= Joy Dietrich =

Korean American filmmaker

Joy Dietrich is a Korean-born American journalist, writer, filmmaker, and producer. Her 2007 film Tie a Yellow Ribbon won several awards. Although born in Korea, she is an American adoptee, who grew up in the United States.

==Background==
She was the only Asian-American living in her American community and her family was dysfunctional. She experienced racism and finally left her hometown, not intending to return. As she described her background in a 2007 interview,
"So when I was young, obviously the racism was really depressing me. You know, racism in my community was—at one point I couldn’t bear it, I was always hanging my head or something. I was the only Asian in town. I think just getting out of that community helped me, to see that there was something else, an alternative life. I also come from a very dysfunctional family, so the combination of my dysfunctional family and my community being the way it was, it was very stifling and depressing. So I got out of it. I left my hometown. I haven’t gone back since. …"

She left home to study at university, earning two master's degrees: one in International Relations and another in Labor Economics.

==Film career==
Dietrich began her professional career in publishing as an editor and reporter for magazines and news services in the United States and overseas, but in the late 1990s, she relocated to New York City and learned filmmaking.

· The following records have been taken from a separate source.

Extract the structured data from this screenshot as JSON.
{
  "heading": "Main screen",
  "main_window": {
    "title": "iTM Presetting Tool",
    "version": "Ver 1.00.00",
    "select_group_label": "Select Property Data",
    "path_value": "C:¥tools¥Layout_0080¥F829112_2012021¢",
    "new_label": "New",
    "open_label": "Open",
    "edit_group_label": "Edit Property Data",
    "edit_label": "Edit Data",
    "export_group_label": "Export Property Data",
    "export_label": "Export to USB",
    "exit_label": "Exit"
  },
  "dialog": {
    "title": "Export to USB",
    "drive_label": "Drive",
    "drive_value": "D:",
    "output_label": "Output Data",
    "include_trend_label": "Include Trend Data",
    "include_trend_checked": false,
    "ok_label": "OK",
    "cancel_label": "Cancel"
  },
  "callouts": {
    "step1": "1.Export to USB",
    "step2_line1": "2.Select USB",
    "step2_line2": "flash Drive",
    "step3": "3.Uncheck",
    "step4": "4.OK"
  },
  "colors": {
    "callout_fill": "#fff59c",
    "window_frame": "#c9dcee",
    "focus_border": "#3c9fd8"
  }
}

In 2001, her autobiographical first film, Surplus, was a 16 mm short on the devastating effects of poverty on Korean family children.

In 2004, she was given a grant from the New York State Council on the Arts, and in 2006, got a residency from the Lower Manhattan Cultural Council. Later on, she was funded by the Independent Television Service’s Open Call for her first feature-length film, Tie a Yellow Ribbon, which won the Best Director Prize at the 2007 CineVegas Film Festival in Las Vegas and the Grand Prize for Best Feature at the Urbanworld Vibe Film Festival in New York.

==Personal life==
Joy Dietrich works as a writer and research editor for The New York Times and on her filmmaking activities.